Catching ‘Clams’ the Sustainable Way

by | Mar 21, 2018 | Conservation, Science | 0 comments

sunstar, starfishdiver, clam harvest

I don’t eat much seafood any more, I’m allergic to crustaceans so that doesn’t help much, but when I can I will eat scallops. The only problem is, most scallops are caught by dredging, a far from sustainable practice.  There is a better way.

I love scallops, they’re the food of the gods in my opinion, gently pan seared or even better, straight from the sea and raw.  The problem is, the way we ‘harvest’ scallops, or clams as they’re called on Scotland’s west coast, is a long way from being sustainable.

scallop, clam

Basically, several large steel beams covered in teeth are dragged at speed across the seafloor.  Anything tough, like a scallop, is retained in a steel mesh bag.  Anything fragile, which in this case means…everything else is pulverized.  There’s no bycatch with this method, because nothing survives the catching process.

sunstar, starfish

run a scallop dredger over this Sunstar and there’ll be nothing left of it

In the image below you can see the two booms stored on deck, waiting to be dragged at right angles to the boat, behind it.

fishing boat

Of course, this is all legal and generates a huge amount of cash.  The dredging industry likens it to harvesting from underwater fields and says the sea bed, before and after dredging, looks just the same.  Conservationists say that’s nonsense and the reason the seabed looks the same is due to repeated dredging that never allows the natural sea floor biota to recover.  Needless to say, they tend not to go to the same parties!

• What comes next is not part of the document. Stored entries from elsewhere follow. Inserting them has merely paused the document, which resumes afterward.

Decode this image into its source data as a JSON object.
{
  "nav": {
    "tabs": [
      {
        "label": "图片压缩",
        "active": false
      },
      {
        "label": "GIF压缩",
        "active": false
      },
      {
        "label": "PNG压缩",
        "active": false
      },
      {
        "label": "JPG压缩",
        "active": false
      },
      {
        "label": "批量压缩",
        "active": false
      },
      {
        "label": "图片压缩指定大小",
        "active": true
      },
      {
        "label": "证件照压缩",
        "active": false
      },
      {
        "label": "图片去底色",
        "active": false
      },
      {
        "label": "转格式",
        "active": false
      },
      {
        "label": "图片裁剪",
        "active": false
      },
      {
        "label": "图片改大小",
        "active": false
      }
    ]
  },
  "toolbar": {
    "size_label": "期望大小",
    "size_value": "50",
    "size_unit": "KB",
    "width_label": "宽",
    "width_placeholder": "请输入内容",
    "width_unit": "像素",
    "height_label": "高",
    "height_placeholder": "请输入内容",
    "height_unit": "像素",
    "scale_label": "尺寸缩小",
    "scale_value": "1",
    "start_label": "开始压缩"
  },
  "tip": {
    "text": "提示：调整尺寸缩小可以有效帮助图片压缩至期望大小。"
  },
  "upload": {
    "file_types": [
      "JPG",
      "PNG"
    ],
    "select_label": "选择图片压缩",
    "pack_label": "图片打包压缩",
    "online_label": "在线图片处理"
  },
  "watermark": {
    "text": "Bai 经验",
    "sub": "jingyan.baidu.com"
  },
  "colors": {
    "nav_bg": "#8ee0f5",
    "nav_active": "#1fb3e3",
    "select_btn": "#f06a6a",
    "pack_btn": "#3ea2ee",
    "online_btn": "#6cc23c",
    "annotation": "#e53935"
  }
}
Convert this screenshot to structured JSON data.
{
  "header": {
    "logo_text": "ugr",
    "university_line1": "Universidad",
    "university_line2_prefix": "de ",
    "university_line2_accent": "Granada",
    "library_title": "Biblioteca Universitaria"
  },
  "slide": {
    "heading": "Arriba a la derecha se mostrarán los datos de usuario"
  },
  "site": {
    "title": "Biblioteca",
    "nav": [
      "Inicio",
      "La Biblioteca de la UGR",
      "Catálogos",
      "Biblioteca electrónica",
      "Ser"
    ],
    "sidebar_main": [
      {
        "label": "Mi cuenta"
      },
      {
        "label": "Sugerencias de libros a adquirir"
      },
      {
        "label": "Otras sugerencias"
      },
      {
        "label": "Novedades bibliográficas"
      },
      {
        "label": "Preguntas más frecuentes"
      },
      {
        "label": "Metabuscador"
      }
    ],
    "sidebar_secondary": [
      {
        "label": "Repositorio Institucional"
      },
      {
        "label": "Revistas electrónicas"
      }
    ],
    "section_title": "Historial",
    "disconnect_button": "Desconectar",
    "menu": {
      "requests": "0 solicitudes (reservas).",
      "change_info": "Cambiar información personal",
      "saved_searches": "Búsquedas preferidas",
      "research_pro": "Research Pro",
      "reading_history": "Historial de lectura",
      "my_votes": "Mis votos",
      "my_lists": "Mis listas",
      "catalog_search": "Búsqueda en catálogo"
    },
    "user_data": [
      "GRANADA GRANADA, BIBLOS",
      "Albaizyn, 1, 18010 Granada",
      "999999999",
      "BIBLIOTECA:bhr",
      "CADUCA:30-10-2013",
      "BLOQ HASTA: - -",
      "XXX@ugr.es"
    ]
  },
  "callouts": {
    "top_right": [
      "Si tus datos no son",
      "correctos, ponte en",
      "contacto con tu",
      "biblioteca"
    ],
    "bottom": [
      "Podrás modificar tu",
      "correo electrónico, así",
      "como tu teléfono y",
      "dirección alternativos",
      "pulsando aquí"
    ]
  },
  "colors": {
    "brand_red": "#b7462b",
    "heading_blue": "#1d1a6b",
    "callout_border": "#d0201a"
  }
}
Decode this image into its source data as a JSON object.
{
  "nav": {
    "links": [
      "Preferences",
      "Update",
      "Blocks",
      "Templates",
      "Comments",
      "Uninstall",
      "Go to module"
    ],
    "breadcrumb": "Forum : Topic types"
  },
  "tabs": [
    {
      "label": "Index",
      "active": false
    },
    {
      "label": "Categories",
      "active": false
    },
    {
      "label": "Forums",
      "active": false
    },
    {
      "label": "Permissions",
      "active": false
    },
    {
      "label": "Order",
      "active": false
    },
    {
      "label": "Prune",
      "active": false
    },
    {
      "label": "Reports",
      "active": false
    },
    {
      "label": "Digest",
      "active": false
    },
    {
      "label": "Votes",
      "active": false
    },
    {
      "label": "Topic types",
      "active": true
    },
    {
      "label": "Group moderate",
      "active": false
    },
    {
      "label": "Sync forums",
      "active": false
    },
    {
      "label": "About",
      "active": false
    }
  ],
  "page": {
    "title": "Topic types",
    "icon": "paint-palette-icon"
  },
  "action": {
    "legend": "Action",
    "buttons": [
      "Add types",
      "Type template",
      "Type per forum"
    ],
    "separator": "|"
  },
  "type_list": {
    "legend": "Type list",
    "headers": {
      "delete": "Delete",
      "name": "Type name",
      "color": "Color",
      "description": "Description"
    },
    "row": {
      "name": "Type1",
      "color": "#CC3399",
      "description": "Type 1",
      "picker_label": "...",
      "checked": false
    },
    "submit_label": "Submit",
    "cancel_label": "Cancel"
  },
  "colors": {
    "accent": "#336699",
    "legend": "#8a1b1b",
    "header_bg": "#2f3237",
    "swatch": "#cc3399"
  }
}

The solution is simple.  Harvest the clams by hand.  Back in 2015 I took some shots of a scallop diver; you can see that beyond an occasional fin kick, this chap is doing no harm whatsoever to the sea floor.

diver, harvest

You can see the complex mix of life on this sea bed. Calcareous algae, tube worms and molluscs create a species rich seabed habitat known as maerl.

diver, clam, harvest

The scallops do cost more, as this is a more labor-intensive method, but if you want to know that your seafood comes from a sustainable source, then harvesting by hand is the way to go.